Ginkgolide C slows the progression of osteoarthritis by activating Nrf2/HO-1 and blocking the NF-κB pathway

Tianwen Ma; Lina Jia; Jinghua Zhao; Liangyu Lv; Yue Yu; Hongri Ruan; Xiaopeng Song; Hong Chen; Xin Li; Jiantao Zhang; Li Gao

doi:10.3389/fphar.2022.1027553

Ginkgolide C slows the progression of osteoarthritis by activating Nrf2/HO-1 and blocking the NF-κB pathway

Front Pharmacol. 2022 Oct 28:13:1027553. doi: 10.3389/fphar.2022.1027553. eCollection 2022.

Authors

Tianwen Ma¹, Lina Jia¹, Jinghua Zhao², Liangyu Lv¹, Yue Yu¹, Hongri Ruan¹, Xiaopeng Song¹, Hong Chen¹, Xin Li^{1

3}, Jiantao Zhang^{1

3}, Li Gao^{1

3}

Affiliations

¹ College of Veterinary Medicine, Northeast Agricultural University, Harbin, China.
² College of Animal Science and Technology, College of Veterinary Medicine, Zhejiang Agriculture and Forestry University, Hangzhou, China.
³ Heilongjiang key Laboratory of Animals Disease Pathogenesis and Comparative Medicine, Harbin, China.

Abstract

Osteoarthritis (OA) is driven by chronic low-grade inflammation and subsequent cartilage degradation. OA is the most prevalent degenerative joint disease worldwide, and its treatment remains a challenge. The aim of this study was to explore the potential effects and mechanism underlying the anti-OA properties of ginkgolide C (GC). Protective effects of GC on hydrogen peroxide (H₂O₂)-treated rat chondrocytes were evaluated using ELISA, qPCR, western blot analysis, flow cytometry, ROS detection and immunofluorescence in vitro. Ameliorating effects of GC on cartilage degeneration in rats were evaluated through behavioral assays, microcomputed tomography, histopathological analysis, western blot analysis and ELISA in vivo. In vitro, GC treatment inhibited the release of pro-apoptotic factors induced by H₂O₂ and promoted the release of the anti-apoptotic proteins.

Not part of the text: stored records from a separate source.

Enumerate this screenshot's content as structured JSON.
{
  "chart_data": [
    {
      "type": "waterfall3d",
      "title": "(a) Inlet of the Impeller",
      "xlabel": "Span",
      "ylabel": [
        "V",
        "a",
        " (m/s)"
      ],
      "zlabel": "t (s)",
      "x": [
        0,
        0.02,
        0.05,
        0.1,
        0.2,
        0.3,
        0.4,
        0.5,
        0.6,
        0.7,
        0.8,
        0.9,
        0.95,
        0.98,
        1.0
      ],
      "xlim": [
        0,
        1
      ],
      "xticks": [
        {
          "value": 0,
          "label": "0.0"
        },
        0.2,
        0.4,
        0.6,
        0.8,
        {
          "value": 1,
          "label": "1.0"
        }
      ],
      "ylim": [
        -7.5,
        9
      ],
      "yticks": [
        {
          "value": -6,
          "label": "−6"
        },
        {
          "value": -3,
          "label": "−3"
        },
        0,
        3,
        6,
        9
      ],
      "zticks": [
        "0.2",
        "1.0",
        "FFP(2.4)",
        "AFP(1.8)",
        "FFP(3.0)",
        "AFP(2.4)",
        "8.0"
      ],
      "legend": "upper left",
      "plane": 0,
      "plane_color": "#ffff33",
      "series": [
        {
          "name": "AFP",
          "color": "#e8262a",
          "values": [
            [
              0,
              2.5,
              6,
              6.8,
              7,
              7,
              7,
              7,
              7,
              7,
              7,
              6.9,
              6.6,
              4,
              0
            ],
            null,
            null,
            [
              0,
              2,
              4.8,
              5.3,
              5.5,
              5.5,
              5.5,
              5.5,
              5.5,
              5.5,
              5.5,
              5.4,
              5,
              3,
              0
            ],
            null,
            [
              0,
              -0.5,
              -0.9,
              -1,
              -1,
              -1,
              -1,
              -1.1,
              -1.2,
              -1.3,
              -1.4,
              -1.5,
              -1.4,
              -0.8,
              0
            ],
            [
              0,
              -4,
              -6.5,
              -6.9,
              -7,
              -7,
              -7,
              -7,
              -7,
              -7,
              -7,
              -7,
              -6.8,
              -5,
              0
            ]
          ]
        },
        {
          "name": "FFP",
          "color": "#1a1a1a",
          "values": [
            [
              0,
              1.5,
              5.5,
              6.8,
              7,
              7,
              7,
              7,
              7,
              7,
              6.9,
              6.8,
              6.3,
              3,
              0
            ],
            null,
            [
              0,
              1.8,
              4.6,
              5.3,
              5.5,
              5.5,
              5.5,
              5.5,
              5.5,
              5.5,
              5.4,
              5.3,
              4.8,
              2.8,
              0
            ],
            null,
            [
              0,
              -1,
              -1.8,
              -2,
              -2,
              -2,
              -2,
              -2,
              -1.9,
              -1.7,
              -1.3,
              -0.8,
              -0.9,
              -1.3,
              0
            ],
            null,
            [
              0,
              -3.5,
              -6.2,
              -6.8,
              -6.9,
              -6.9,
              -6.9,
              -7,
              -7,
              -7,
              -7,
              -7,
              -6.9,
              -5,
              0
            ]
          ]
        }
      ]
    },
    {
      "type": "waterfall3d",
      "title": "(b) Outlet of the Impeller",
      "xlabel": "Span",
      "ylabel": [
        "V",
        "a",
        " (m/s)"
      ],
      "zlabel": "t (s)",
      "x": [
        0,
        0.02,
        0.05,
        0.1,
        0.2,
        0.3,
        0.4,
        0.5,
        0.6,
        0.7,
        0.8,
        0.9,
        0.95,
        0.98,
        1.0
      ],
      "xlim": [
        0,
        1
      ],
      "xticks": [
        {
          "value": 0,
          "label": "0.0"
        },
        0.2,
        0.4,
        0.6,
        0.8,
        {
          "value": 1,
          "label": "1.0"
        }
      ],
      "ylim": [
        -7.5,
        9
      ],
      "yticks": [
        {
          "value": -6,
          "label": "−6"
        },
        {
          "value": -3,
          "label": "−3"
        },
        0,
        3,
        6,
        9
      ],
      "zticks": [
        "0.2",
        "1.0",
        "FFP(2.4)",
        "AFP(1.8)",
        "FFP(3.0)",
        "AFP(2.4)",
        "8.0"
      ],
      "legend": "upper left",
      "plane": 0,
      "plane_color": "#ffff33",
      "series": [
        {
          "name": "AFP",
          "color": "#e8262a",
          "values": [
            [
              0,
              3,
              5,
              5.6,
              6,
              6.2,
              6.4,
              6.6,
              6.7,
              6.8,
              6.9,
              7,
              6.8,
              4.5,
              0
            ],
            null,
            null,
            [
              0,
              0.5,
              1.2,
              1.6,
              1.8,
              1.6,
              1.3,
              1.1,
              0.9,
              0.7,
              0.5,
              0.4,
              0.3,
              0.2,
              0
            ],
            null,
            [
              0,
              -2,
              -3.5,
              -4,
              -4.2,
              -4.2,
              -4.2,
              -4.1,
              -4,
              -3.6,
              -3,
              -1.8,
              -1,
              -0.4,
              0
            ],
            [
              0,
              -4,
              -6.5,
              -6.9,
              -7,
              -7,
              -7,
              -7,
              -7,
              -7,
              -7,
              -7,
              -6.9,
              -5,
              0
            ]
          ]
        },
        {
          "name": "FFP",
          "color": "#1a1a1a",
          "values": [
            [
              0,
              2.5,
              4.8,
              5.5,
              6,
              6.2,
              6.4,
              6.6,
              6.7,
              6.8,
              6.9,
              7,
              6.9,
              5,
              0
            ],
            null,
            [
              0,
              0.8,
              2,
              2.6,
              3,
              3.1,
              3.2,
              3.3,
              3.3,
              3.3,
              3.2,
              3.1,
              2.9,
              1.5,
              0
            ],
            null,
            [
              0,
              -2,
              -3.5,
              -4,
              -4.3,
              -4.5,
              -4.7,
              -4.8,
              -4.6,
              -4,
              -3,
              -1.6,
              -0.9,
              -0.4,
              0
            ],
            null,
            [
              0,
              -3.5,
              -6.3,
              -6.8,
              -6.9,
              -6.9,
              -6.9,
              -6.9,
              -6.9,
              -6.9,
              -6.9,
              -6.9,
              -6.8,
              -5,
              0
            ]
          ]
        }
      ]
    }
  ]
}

In addition, GC decreased the expression of matrix metalloproteinase (MMP3 and MMP13), thrombospondin motifs 4 (ADAMTS4), and inflammatory mediators inducible nitric oxide synthase (iNOS), cyclooxygenase (COX-2), and SOX9 thereby inhibiting extracellular matrix (ECM) degradation. Mechanistically, GC exerts its anti-apoptotic and anti-inflammatory effects by upregulating the oxidative stress signaling Nrf2/HO-1 pathway and preventing p65 from binding to DNA. Similarly, In a rat model with post-traumatic OA (PTOA) induced by anterior cruciate ligament transection (ACLT), GC inhibited joint pain, cartilage destruction, and abnormal bone remodeling of subchondral bone. GC inhibited H₂O₂-induced chondrocyte apoptosis through Nrf2/HO-1 and NF-κB axis, exerted anti-inflammatory effects, and inhibited cartilage degeneration in rat OA. Our findings advanced the concept that GC may contribute to cartilage metabolism through anti-inflammatory and anti-apoptotic effects, and the identified GC is a potential therapeutic agent for the treatment of OA.

Keywords: NF-κB pathway; Nrf2/HO-1 pathway; cartilage degeneration; ginkgolide C; osteoarthritis.